Sahradian claimed that publishing the results of Wednesday’s presidential election on a precinct-by-precinct basis could be seriously delayed because of logistical problems. “We will try to do that,” he told reporters. “We will just not formalize [the measure] with a decision.”

Opposition candidates have alleged in the past that election results in Armenia are falsified mainly during the tabulation and counting of votes, with government-controlled electoral bodies fixing numbers in vote protocols. The authorities always denied the charges. However, they never gave a complete breakdown of the official figures.

The Organization for Security and Cooperation in Europe, which has deployed the largest international election monitoring mission in Armenia, believes that the measure would seriously complicate fraud. The U.S. ambassador to Armenia, John Ordway, has also strongly advocated it.

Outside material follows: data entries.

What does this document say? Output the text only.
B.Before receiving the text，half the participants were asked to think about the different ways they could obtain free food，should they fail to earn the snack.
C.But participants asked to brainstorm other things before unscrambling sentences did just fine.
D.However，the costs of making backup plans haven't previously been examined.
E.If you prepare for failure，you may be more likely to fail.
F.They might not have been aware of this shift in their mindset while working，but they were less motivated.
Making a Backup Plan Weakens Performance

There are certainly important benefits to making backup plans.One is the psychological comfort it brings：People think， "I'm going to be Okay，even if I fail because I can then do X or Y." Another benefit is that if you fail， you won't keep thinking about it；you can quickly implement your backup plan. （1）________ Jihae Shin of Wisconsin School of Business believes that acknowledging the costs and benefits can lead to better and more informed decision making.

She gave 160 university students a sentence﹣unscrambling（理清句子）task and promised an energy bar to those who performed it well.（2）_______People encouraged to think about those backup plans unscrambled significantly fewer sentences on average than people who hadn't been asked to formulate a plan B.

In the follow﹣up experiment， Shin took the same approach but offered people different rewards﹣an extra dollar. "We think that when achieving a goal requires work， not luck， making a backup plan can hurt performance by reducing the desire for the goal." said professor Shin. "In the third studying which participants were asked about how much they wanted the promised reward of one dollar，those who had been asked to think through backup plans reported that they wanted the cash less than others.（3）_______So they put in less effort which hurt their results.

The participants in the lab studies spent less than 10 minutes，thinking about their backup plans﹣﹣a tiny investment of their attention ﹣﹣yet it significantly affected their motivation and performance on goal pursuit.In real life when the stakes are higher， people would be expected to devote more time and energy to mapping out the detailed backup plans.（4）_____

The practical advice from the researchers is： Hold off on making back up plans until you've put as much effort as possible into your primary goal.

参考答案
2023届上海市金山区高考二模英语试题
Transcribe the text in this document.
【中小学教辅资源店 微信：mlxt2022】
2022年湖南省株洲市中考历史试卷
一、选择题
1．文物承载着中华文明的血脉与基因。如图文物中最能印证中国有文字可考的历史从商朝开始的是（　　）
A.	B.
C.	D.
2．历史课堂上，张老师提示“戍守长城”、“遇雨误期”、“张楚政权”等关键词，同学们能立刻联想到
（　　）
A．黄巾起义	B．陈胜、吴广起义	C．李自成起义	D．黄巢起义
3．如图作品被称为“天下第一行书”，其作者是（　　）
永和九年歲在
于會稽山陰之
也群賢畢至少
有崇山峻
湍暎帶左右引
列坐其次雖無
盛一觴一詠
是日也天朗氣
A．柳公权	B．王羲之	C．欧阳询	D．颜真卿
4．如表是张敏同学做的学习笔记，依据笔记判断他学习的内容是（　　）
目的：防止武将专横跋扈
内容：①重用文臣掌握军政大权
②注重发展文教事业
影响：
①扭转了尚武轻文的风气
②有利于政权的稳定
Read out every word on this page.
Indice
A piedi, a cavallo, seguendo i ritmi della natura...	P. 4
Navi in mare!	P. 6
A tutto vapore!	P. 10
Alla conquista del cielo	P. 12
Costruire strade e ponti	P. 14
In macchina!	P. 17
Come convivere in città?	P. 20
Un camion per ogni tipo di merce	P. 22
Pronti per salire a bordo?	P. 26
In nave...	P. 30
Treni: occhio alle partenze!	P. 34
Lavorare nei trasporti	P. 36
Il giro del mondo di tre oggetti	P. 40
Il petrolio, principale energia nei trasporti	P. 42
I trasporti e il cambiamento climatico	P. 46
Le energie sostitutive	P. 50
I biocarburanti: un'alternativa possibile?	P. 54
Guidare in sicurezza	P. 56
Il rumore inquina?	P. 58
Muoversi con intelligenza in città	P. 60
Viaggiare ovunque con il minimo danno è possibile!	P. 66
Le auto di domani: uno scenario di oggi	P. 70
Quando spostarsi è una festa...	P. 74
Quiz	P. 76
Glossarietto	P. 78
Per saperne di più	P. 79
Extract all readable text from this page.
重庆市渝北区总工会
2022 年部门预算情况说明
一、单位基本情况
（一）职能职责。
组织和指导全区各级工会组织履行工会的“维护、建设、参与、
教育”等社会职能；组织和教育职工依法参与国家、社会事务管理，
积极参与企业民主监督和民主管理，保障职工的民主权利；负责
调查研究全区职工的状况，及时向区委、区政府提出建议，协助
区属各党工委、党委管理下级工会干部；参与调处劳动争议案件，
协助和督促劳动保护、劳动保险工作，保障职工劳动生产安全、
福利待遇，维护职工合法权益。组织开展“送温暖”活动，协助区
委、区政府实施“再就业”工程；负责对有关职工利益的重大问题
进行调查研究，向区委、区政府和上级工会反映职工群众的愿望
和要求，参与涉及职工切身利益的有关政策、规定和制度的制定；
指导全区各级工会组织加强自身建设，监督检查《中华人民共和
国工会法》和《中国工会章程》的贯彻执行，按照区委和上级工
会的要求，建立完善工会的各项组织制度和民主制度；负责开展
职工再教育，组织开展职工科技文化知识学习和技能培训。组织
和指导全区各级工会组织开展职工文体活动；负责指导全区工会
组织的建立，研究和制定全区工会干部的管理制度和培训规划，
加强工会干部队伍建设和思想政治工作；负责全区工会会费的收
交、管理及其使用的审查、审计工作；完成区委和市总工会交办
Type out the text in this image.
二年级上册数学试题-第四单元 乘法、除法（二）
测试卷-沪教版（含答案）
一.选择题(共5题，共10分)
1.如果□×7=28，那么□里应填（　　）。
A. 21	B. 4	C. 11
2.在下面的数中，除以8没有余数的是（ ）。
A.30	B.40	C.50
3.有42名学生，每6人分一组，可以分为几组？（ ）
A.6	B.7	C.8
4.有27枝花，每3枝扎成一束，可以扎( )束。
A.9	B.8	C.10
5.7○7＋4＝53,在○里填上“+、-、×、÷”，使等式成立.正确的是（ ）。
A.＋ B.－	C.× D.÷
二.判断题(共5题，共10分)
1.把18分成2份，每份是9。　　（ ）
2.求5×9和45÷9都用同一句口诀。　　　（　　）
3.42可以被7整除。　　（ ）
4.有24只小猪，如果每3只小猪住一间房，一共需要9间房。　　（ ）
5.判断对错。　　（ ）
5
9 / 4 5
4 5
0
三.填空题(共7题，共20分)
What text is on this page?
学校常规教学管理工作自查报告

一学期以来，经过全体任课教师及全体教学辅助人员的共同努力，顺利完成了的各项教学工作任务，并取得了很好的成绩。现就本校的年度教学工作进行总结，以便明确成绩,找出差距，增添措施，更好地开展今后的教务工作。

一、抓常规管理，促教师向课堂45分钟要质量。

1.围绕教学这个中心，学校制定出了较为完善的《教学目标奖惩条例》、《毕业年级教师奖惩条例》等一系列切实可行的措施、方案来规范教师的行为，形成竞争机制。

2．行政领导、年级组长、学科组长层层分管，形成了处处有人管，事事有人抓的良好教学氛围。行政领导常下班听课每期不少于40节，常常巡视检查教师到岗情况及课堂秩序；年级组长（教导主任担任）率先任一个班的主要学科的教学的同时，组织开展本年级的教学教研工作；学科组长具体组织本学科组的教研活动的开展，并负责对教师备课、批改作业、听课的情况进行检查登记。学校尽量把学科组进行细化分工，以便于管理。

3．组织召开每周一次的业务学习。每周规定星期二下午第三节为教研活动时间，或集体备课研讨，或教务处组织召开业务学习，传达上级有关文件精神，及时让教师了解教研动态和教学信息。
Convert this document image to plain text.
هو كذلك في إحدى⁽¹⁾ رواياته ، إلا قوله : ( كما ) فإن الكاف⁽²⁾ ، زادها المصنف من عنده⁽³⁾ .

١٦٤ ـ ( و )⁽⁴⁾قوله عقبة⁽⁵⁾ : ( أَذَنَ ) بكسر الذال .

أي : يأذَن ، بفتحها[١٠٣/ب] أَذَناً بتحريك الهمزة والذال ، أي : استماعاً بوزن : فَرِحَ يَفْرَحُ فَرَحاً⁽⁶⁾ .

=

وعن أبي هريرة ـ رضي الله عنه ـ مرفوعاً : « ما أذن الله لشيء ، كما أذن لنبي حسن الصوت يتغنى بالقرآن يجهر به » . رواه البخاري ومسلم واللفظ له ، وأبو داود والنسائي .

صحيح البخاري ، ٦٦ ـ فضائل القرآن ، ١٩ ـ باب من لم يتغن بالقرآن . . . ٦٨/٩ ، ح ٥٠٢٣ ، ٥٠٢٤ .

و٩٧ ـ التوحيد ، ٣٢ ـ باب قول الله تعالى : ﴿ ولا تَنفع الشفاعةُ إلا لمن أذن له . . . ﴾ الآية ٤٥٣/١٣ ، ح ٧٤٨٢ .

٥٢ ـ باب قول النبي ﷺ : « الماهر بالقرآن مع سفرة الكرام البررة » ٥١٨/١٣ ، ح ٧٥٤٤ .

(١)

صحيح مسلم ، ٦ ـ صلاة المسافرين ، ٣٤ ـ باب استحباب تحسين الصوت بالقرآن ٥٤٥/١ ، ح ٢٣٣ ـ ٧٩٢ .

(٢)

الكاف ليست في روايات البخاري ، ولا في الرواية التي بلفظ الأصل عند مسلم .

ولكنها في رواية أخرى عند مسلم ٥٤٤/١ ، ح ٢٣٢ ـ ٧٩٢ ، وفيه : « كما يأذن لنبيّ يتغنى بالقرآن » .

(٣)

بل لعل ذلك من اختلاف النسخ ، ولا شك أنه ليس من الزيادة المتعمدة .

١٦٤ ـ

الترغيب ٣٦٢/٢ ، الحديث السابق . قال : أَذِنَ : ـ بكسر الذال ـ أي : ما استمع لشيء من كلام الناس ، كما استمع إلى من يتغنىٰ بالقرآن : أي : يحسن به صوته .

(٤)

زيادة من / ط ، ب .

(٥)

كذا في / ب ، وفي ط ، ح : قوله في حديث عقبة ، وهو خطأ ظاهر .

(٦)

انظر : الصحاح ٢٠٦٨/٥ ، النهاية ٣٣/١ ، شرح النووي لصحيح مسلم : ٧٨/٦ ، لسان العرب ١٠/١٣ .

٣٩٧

"It is an absolutely key control that allows every citizen to see that the results of their polling station were included accurately as the count went forward," the head of the OSCE mission, Peter Eicher, told RFE/RL late last month. "Very often, in countries where elections are manipulated, the manipulation is found not so much in the stuffing of ballot boxes, but rather that the results somehow change as they move up the tabulation process."

Sahradian also said that the CEC has turned down the OSCE mission’s request to allow its monitors to sit next to the members of low-level electoral commissions on the voting day. He said that could turn the electoral process into a “mess.”